Mammographic density, body mass index, and breast cancer risk

Higher BMI is associated with lower percentage dense area because the amount of breast fat/the nondense area increases with BMI. If higher amounts of breast fat protects against breast cancer, two findings are expected when the association between BMI and breast cancer risk is adjusted for the percentage dense area (Fig. 1). The decreased risk of premenopausal breast cancer should disappear, or even turn into an increased risk, and the increased risk of postmenopausal breast cancer should get stronger. Two large case–control studies assessing the association between BMI and breast cancer risk adjusted for the percentage dense area have reported findings for premenopausal and/or postmenopausal breast cancer in line with these expectations [12, 13].

Fig. 1
figure 1

A hypothesized directed acyclic graph (DAG) of the association between BMI and breast cancer. a In postmenopausal women, the positive association between BMI and breast cancer risk is mediated primarily through increased amounts of estrogens. b In premenopausal women, the inverse association between BMI and breast cancer risk is mediated primarily through protective effects of higher amounts of breast adipose tissue

How can breast fat protect against breast cancer?

In short, the breast microenvironment in fatty compared to dense breasts may promote normal mammary gland development and homeostasis, and hinder breast cancer development.

The adipose rich stromal environment in which the epithelial cells reside, the so called mammary fat pad, plays an important role in normal mammary gland development and function, and potentially in breast carcinogenesis [14]. For example, the mammary fat pad is a source of several proteins with cancer relevant properties, including insulin-like growth factor 1 (IGF-1), leptin and adiponectin. Breast adipose tissue may also store and bioactivate vitamin D, which in its bioactive form has anti-carcinogenic effects [15]. It is also quite plausible that higher amounts of breast fat increase breast cancer risk [16], for example through high local estrogen production, but the role of breast fat in breast carcinogenesis has not been adequately investigated. There is thus insufficient data to draw firm conclusions of the net endocrine effect of high amounts of breast fat on breast carcinogenesis, and there is no strong evidence against the hypothesis that it is beneficial.

Increasing data suggest that extracellular matrix and tissue stiffness may initiate or promote breast cancer development [1720]. For example, mammary epithelial cells cultured in stiff matrices show a phenotype and gene expression profile consistent with malignant transformation [18, 19]. Indeed, several research groups have proposed that extracellular matrix and tissue stiffness, or quantitative or structural changes of the stromal collagen such as cross-linking, may partly explain the association between mammographic density and breast cancer risk [19, 21, 22]. If correct, increased amount of breast fat may directly or indirectly affect extracellular matrix and tissue stiffness, or the amount or structure of the stromal collagen, and thereby impact breast cancer risk.
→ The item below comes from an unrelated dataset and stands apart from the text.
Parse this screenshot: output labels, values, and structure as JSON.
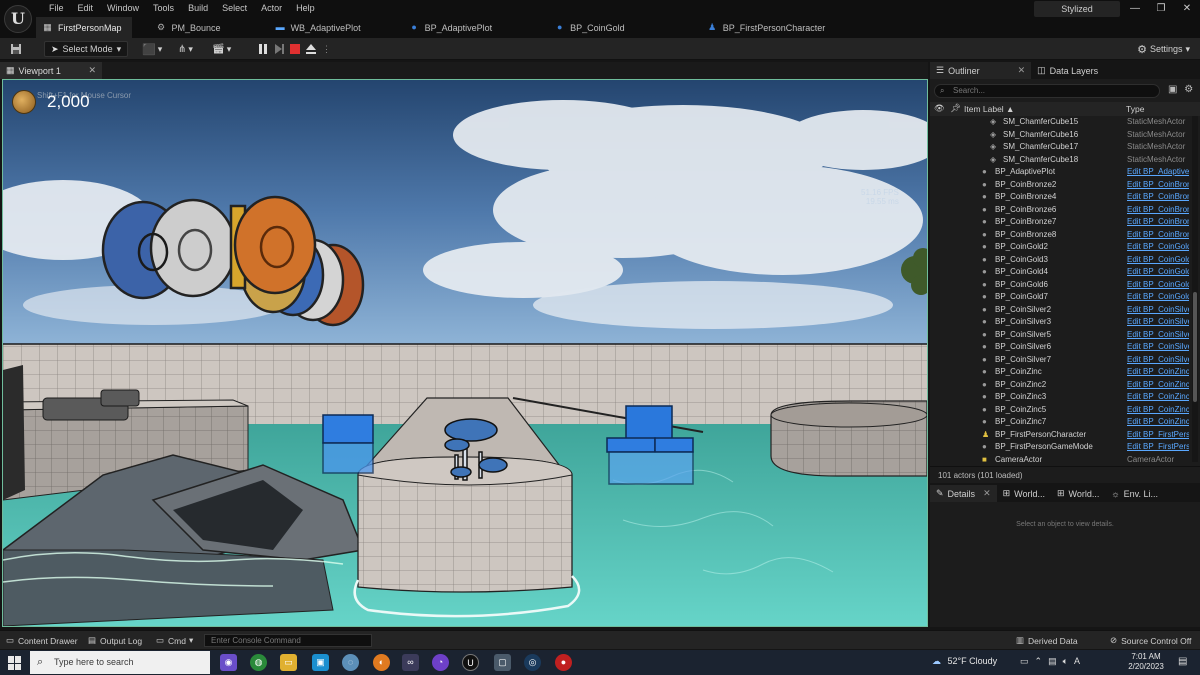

Lastly, breast tissue concentrations, or fluctuations in concentrations, of carcinogenic agents, including endogenous hormones and growth-factors, may be lower in fatty compared to dense breasts.

Conclusion

The percentage dense area on a mammogram, which is inversely related to BMI, is a strong risk factor for both premenopausal and postmenopausal breast cancer. High BMI is associated with an increased risk of postmenopausal breast cancer, but a decreased risk of premenopausal breast cancer. A possible explanation of these unexplained observations is that higher amounts of breast fat—via effects on normal mammary gland development, the breasts’ endocrine milieu, stromal collagen and mechanical properties, or tissue concentrations of carcinogenic agents—have a protective role on breast carcinogenesis. We suggest that the notion that breast fat plays a protective role in breast carcinogenesis, at least during the premenopausal years, should be considered when investigating the etiology and carcinogenesis of breast cancer.